Selection of sustainability strategies: The strategic options identified in the previous point should be evaluated and selected based on:

  • Efficiency: technical specifications (complete and quality of the solution) and operational characteristics (impact on existing processes and options speed in the recovery process)
  • Residual risk: the level of risk (for the recovery process) resulting from the use of each specified option
  • Investment: The economic impact of option implementation
  • Synergy: Level of compatibility with different evaluated solutions for other recovery elements; This is a fundamental step in creating a global solution to the whole emergency scenario


The first step is to have accurate process mapping available, called a processing model. Mapping should describe the sub-processes and actions for each process, and for each sub-process, the process manager should be identified.

Impact analysis must be performed at the sub-process level to achieve the set goals defined as “elements of analysis.”

This method involves conducting business impact analysis at two levels:

Level 1, review of all “elements of analysis” related to the following processes belonging to the process model, with the aim of:

Identify the economic, regulatory, and reputational implications of the complete unavailability of the so-called “analysis” element. Identify “analytics elements” for corporate businesses based on which you perform the in-depth analysis referred to in Level 2.

Level 2, the most in-depth analysis of the most relevant “elements of analysis” with the aim of:

Identify the same characteristics, according to recovery in the event of a disaster.

Identify the feasibility of the considered scenarios.

The content of business impact analysis also considers what has been achieved about business continuity through IT outsourcing, primarily where their processes are related to the firm’s critical operations.

Correlation is significant in terms of recovery time and rearrangement of processes to natural conditions.

Identify the reference process model (process model)

Execute data collection document for impact analysis

Level 1:

  1. Define the structure of the document
  2. Compilation of a form;
  3. Implement a questionnaire card to analyze the impact

 Level 2:

  1. Defining the structure of the questionnaire:
  2. Fill out the questionnaire
  3. Merge two previously developed databases.

For each sub-process in the process model, the following is done:

Perform level 1 impact analysis;

Approve Level 1 Analysis

As well as for any by-products that are identified as critical:

The collection of information about the “elements of analysis” should be done through the process managers’ data in the process mapping. The data collected through the questionnaire mentioned above card should be in the document after completing the impact analysis. “BIA – and tools for level 1 and 2 impact analysis” are available.

The final document on business impact analysis should be divided into two separate sections (related to two levels of study):

The first section collects information about the impact: economic, regulatory, and credit, due to the complete unavailability of the “analysis element” and how the effect evolves (from the moment of unavailability).
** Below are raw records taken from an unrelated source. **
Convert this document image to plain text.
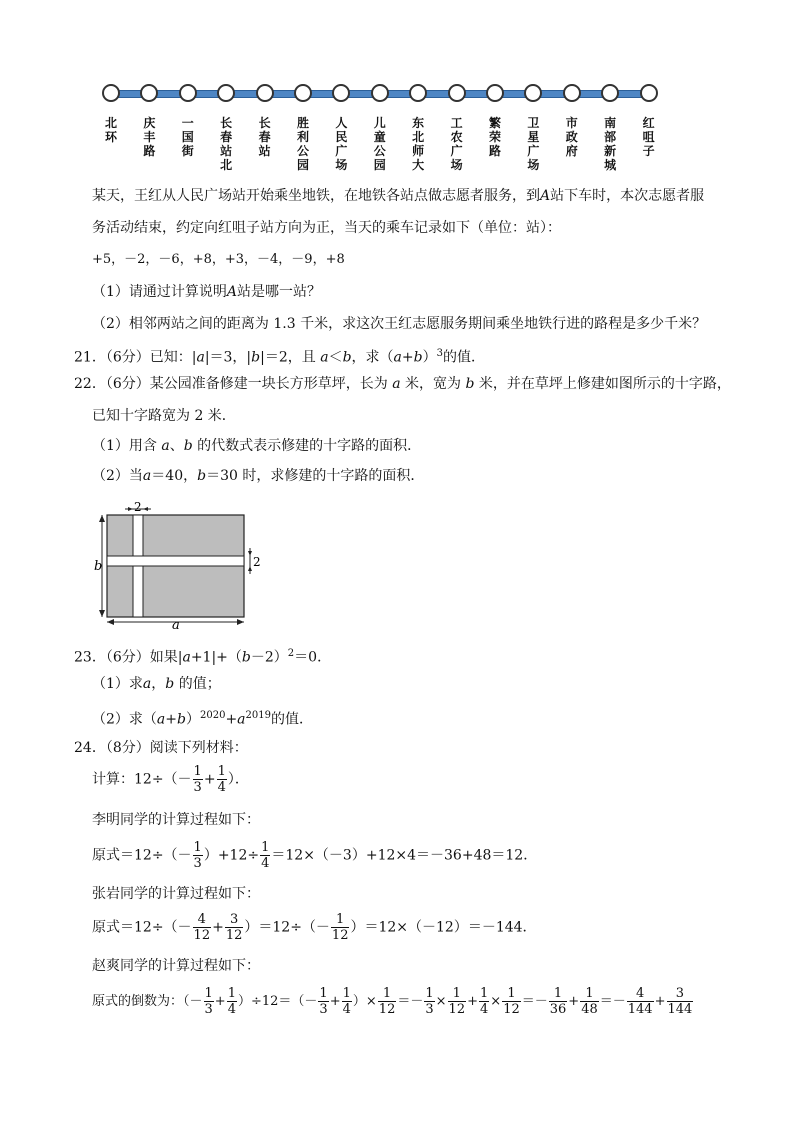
北环
庆丰路
一国街
长春站北
长春站
胜利公园
人民广场
儿童公园
东北师大
工农广场
繁荣路
卫星广场
市政府
南部新城
红咀子
某天，王红从人民广场站开始乘坐地铁，在地铁各站点做志愿者服务，到A站下车时，本次志愿者服
务活动结束，约定向红咀子站方向为正，当天的乘车记录如下（单位：站）：
+5，－2，－6，+8，+3，－4，－9，+8
（1）请通过计算说明A站是哪一站？
（2）相邻两站之间的距离为 1.3 千米，求这次王红志愿服务期间乘坐地铁行进的路程是多少千米？
21．（6分）已知：|a|＝3，|b|＝2，且 a＜b，求$(a+b)^3$的值．
22．（6分）某公园准备修建一块长方形草坪，长为 a 米，宽为 b 米，并在草坪上修建如图所示的十字路，
已知十字路宽为 2 米．
（1）用含 a、b 的代数式表示修建的十字路的面积．
（2）当a＝40，b＝30 时，求修建的十字路的面积．
b
a
2
2
23．（6分）如果$|a+1|+(b-2)^2=0$．
（1）求a，b 的值；
（2）求$(a+b)^{2020}+a^{2019}$的值．
24．（8分）阅读下列材料：
计算：$12\div(- \frac{1}{3} + \frac{1}{4}$ ）．
李明同学的计算过程如下：
原式$=12\div(- \frac{1}{3} )+12\div \frac{1}{4} =12\times(-3)+12\times 4=-36+48=12$．
张岩同学的计算过程如下：
原式$=12\div(- \frac{4}{12} + \frac{3}{12} )=12\div(- \frac{1}{12} )=12\times(-12)=-144$．
赵爽同学的计算过程如下：
原式的倒数为：（－ $\frac{1}{3} + \frac{1}{4} )\div 12=(- \frac{1}{3} + \frac{1}{4}$ ）× $\frac{1}{12} =- \frac{1}{3} \times \frac{1}{12} + \frac{1}{4} \times \frac{1}{12} =- \frac{1}{36} + \frac{1}{48} =- \frac{4}{144} + \frac{3}{144}$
This section must be completed for all process model subprocesses used: so each subprocess represents an “analysis element.”

The second part should apply only to the most relevant “elements of analysis” resulting from Level 1 analysis: it uses information about methods and situations to execute processes and is useful for operational continuity purposes. 

This section (by filling out a questionnaire, structured in “question cards” under the process of analysis) is divided into the following macroblocks:

  1. General Information: General information about the “element of analysis” intended ( process name, contact with the person/process manager, etc.);
  2. Specific features: The characteristics of the analytics element considered (e.g., timeliness, peak periods, input processes, etc.) Necessary, for analysis purposes, in which the information is used to identify the maximum time. That the intended element of analysis must be restarted (based on anticipated limitations) and beyond that data loss;
  3. Resources: Information about the resources usually considered in the analytics element (e.g., location, personnel, IT methods, documentation, etc.) to identify the minimum resources needed to perform the activity or ensure operational continuity.

Business Impact Analysis: Evaluating Results

At this stage, we can evaluate the results of both Level 1 Impact Analysis and Level 2 Impact Analysis.

Level 1 analysis:

This begins with a qualitative assessment of the effects.

  • The economic effect, for each element of the analysis, the economic impact must be evaluated because the time is different from the moment of stopping,
  • Classifies it based on the following values ​​scale:
  • Top: It has consequences that can significantly affect the company’s financial result, which can be achieved over several years.
  • Medium: It has significant implications for its economic performance, although it can be completed in the reference year.
  • Low: has no significant effect on the company’s financial performance.

Regulatory impact. For each element, the regulatory effect of the complete unavailability of its sub-process must be assessed.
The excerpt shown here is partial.